Vivir en una íntima relación con Dios Padre, tal como Él la desea e incluso la pide, conlleva una gran responsabilidad de nuestra parte. Pensemos en los sacerdotes, a quienes les ha sido encomendado el gran tesoro de los sacramentos. Fijémonos especialmente en el más grande de ellos, el Cuerpo de Cristo presente en el Sacramento del Altar. ¿Cómo lo trata el sacerdote? ¿Con suma reverencia y respeto o con cierta indiferencia y descuido? De alguna manera, podríamos decir que el Señor se entrega en sus manos, y él, por su parte, debe tener mucha delicadeza para corresponder de forma apropiada a la confianza que se le brinda. A este respecto, el Padre nos dice lo siguiente en su Mensaje:
“Quisiera que se genere una gran confianza entre el hombre y su Padre del cielo, un verdadero espíritu de familiaridad y delicadeza al mismo tiempo, para que Mi gran bondad no sea abusada.”
Lo que hemos dicho con respecto al sacerdote cuenta también para todos nosotros, porque el Señor no sólo está presente en el Santísimo Sacramento, sino que nos rodea siempre y en todas las situaciones. Su corazón está abierto de par en par para nosotros, y precisamente por ese gran amor –que puede ser rechazado– es necesario ser delicados para no abusar de él.
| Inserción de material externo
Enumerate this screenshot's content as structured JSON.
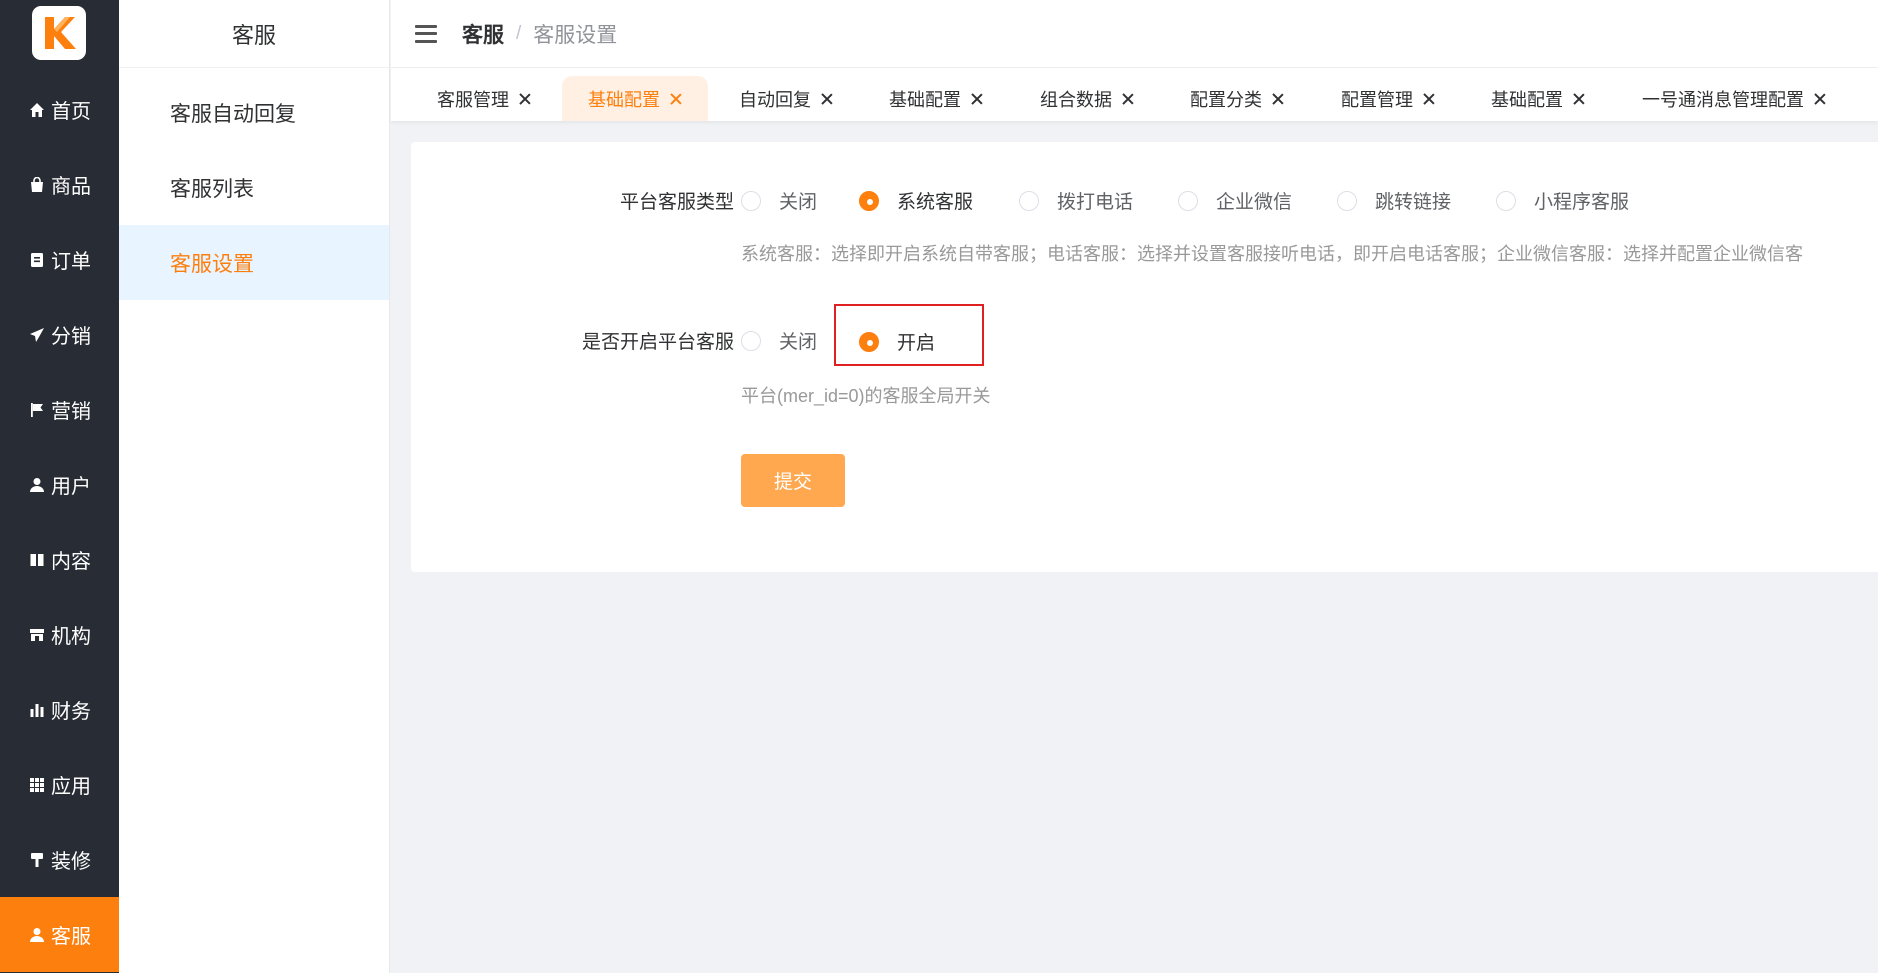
{
  "rail": {
    "items": [
      {
        "label": "首页",
        "icon": "home-icon"
      },
      {
        "label": "商品",
        "icon": "bag-icon"
      },
      {
        "label": "订单",
        "icon": "order-icon"
      },
      {
        "label": "分销",
        "icon": "send-icon"
      },
      {
        "label": "营销",
        "icon": "flag-icon"
      },
      {
        "label": "用户",
        "icon": "user-icon"
      },
      {
        "label": "内容",
        "icon": "book-icon"
      },
      {
        "label": "机构",
        "icon": "store-icon"
      },
      {
        "label": "财务",
        "icon": "bar-chart-icon"
      },
      {
        "label": "应用",
        "icon": "grid-icon"
      },
      {
        "label": "装修",
        "icon": "brush-icon"
      },
      {
        "label": "客服",
        "icon": "user-icon"
      }
    ],
    "active_index": 11,
    "accent_color": "#fd7f0e"
  },
  "submenu": {
    "title": "客服",
    "items": [
      "客服自动回复",
      "客服列表",
      "客服设置"
    ],
    "active_index": 2
  },
  "header": {
    "breadcrumb_root": "客服",
    "breadcrumb_sep": "/",
    "breadcrumb_current": "客服设置"
  },
  "tabs": [
    {
      "label": "客服管理",
      "active": false
    },
    {
      "label": "基础配置",
      "active": true
    },
    {
      "label": "自动回复",
      "active": false
    },
    {
      "label": "基础配置",
      "active": false
    },
    {
      "label": "组合数据",
      "active": false
    },
    {
      "label": "配置分类",
      "active": false
    },
    {
      "label": "配置管理",
      "active": false
    },
    {
      "label": "基础配置",
      "active": false
    },
    {
      "label": "一号通消息管理配置",
      "active": false
    }
  ],
  "form": {
    "type_label": "平台客服类型",
    "type_options": [
      "关闭",
      "系统客服",
      "拨打电话",
      "企业微信",
      "跳转链接",
      "小程序客服"
    ],
    "type_selected": "系统客服",
    "type_hint": "系统客服：选择即开启系统自带客服；电话客服：选择并设置客服接听电话，即开启电话客服；企业微信客服：选择并配置企业微信客",
    "enable_label": "是否开启平台客服",
    "enable_options": [
      "关闭",
      "开启"
    ],
    "enable_selected": "开启",
    "enable_hint": "平台(mer_id=0)的客服全局开关",
    "submit_label": "提交"
  }
}
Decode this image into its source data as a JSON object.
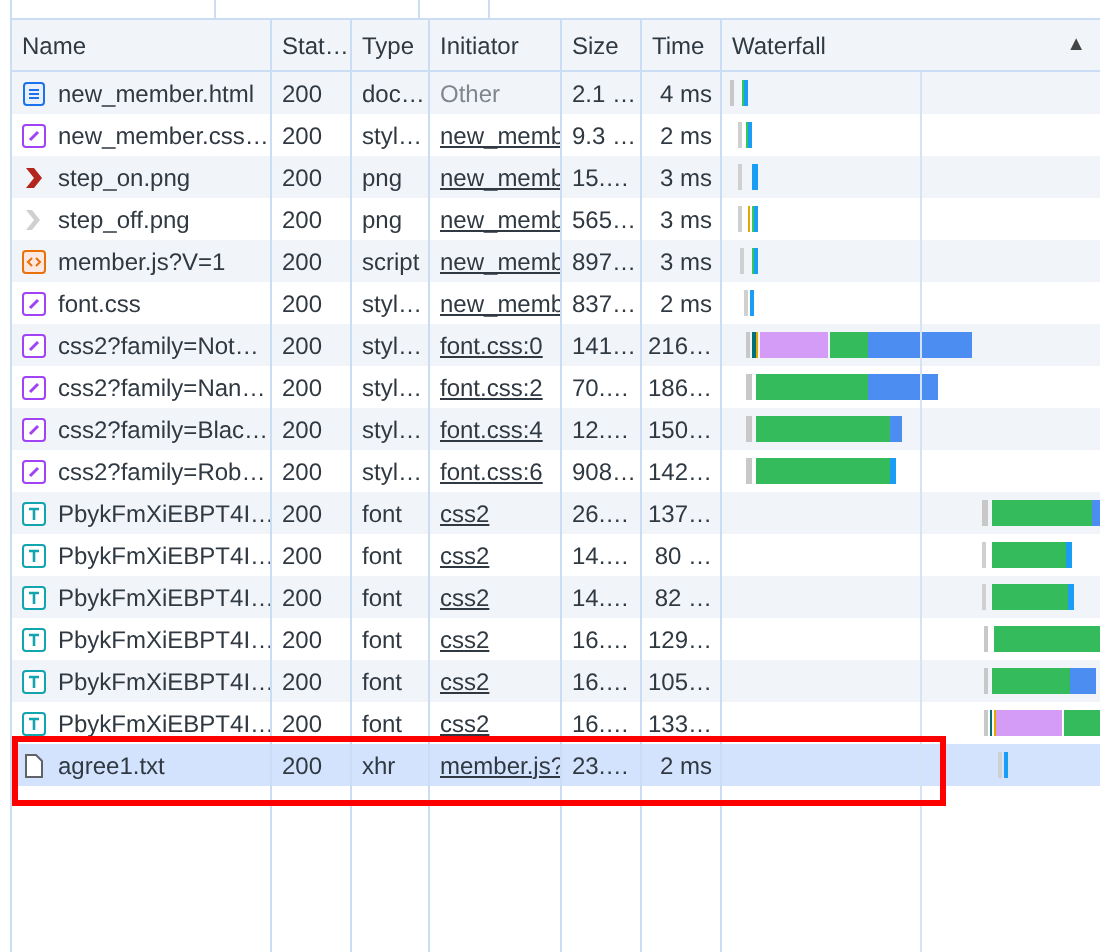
{
  "columns": [
    {
      "label": "Name"
    },
    {
      "label": "Stat…"
    },
    {
      "label": "Type"
    },
    {
      "label": "Initiator"
    },
    {
      "label": "Size"
    },
    {
      "label": "Time"
    },
    {
      "label": "Waterfall",
      "sort_indicator": "▲"
    }
  ],
  "rows": [
    {
      "kind": "document",
      "name": "new_member.html",
      "status": "200",
      "type": "doc…",
      "initiator": "Other",
      "initiator_link": false,
      "size": "2.1 …",
      "time": "4 ms",
      "selected": false,
      "highlighted": false
    },
    {
      "kind": "stylesheet",
      "name": "new_member.css…",
      "status": "200",
      "type": "styl…",
      "initiator": "new_memb",
      "initiator_link": true,
      "size": "9.3 …",
      "time": "2 ms",
      "selected": false,
      "highlighted": false
    },
    {
      "kind": "image_on",
      "name": "step_on.png",
      "status": "200",
      "type": "png",
      "initiator": "new_memb",
      "initiator_link": true,
      "size": "15.…",
      "time": "3 ms",
      "selected": false,
      "highlighted": false
    },
    {
      "kind": "image_off",
      "name": "step_off.png",
      "status": "200",
      "type": "png",
      "initiator": "new_memb",
      "initiator_link": true,
      "size": "565…",
      "time": "3 ms",
      "selected": false,
      "highlighted": false
    },
    {
      "kind": "script",
      "name": "member.js?V=1",
      "status": "200",
      "type": "script",
      "initiator": "new_memb",
      "initiator_link": true,
      "size": "897…",
      "time": "3 ms",
      "selected": false,
      "highlighted": false
    },
    {
      "kind": "stylesheet",
      "name": "font.css",
      "status": "200",
      "type": "styl…",
      "initiator": "new_memb",
      "initiator_link": true,
      "size": "837…",
      "time": "2 ms",
      "selected": false,
      "highlighted": false
    },
    {
      "kind": "stylesheet",
      "name": "css2?family=Not…",
      "status": "200",
      "type": "styl…",
      "initiator": "font.css:0",
      "initiator_link": true,
      "size": "141…",
      "time": "216…",
      "selected": false,
      "highlighted": false
    },
    {
      "kind": "stylesheet",
      "name": "css2?family=Nan…",
      "status": "200",
      "type": "styl…",
      "initiator": "font.css:2",
      "initiator_link": true,
      "size": "70.…",
      "time": "186…",
      "selected": false,
      "highlighted": false
    },
    {
      "kind": "stylesheet",
      "name": "css2?family=Blac…",
      "status": "200",
      "type": "styl…",
      "initiator": "font.css:4",
      "initiator_link": true,
      "size": "12.…",
      "time": "150…",
      "selected": false,
      "highlighted": false
    },
    {
      "kind": "stylesheet",
      "name": "css2?family=Rob…",
      "status": "200",
      "type": "styl…",
      "initiator": "font.css:6",
      "initiator_link": true,
      "size": "908…",
      "time": "142…",
      "selected": false,
      "highlighted": false
    },
    {
      "kind": "font",
      "name": "PbykFmXiEBPT4I…",
      "status": "200",
      "type": "font",
      "initiator": "css2",
      "initiator_link": true,
      "size": "26.…",
      "time": "137…",
      "selected": false,
      "highlighted": false
    },
    {
      "kind": "font",
      "name": "PbykFmXiEBPT4I…",
      "status": "200",
      "type": "font",
      "initiator": "css2",
      "initiator_link": true,
      "size": "14.…",
      "time": "80 …",
      "selected": false,
      "highlighted": false
    },
    {
      "kind": "font",
      "name": "PbykFmXiEBPT4I…",
      "status": "200",
      "type": "font",
      "initiator": "css2",
      "initiator_link": true,
      "size": "14.…",
      "time": "82 …",
      "selected": false,
      "highlighted": false
    },
    {
      "kind": "font",
      "name": "PbykFmXiEBPT4I…",
      "status": "200",
      "type": "font",
      "initiator": "css2",
      "initiator_link": true,
      "size": "16.…",
      "time": "129…",
      "selected": false,
      "highlighted": false
    },
    {
      "kind": "font",
      "name": "PbykFmXiEBPT4I…",
      "status": "200",
      "type": "font",
      "initiator": "css2",
      "initiator_link": true,
      "size": "16.…",
      "time": "105…",
      "selected": false,
      "highlighted": false
    },
    {
      "kind": "font",
      "name": "PbykFmXiEBPT4I…",
      "status": "200",
      "type": "font",
      "initiator": "css2",
      "initiator_link": true,
      "size": "16.…",
      "time": "133…",
      "selected": false,
      "highlighted": false
    },
    {
      "kind": "file",
      "name": "agree1.txt",
      "status": "200",
      "type": "xhr",
      "initiator": "member.js?",
      "initiator_link": true,
      "size": "23.…",
      "time": "2 ms",
      "selected": true,
      "highlighted": true
    }
  ]
}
Esto cuenta también para las peticiones que le dirigimos al Señor. Si tratamos con una persona que está siempre dispuesta a cumplir cuanto le pedimos, no nos aprovechamos de su bondad. Sentimos que no debemos ceder al egoísmo, de modo que ella, con su talante bondadoso, tenga que servir a este nuestro egoísmo. Lo mismo sucede con nuestro Padre Celestial. Aunque ciertamente podemos llevar confiadamente ante Él nuestros deseos, tanto los de grandes dimensiones como los más pequeños, debemos ser muy cuidadosos para no lastimar esta delicada relación de amor.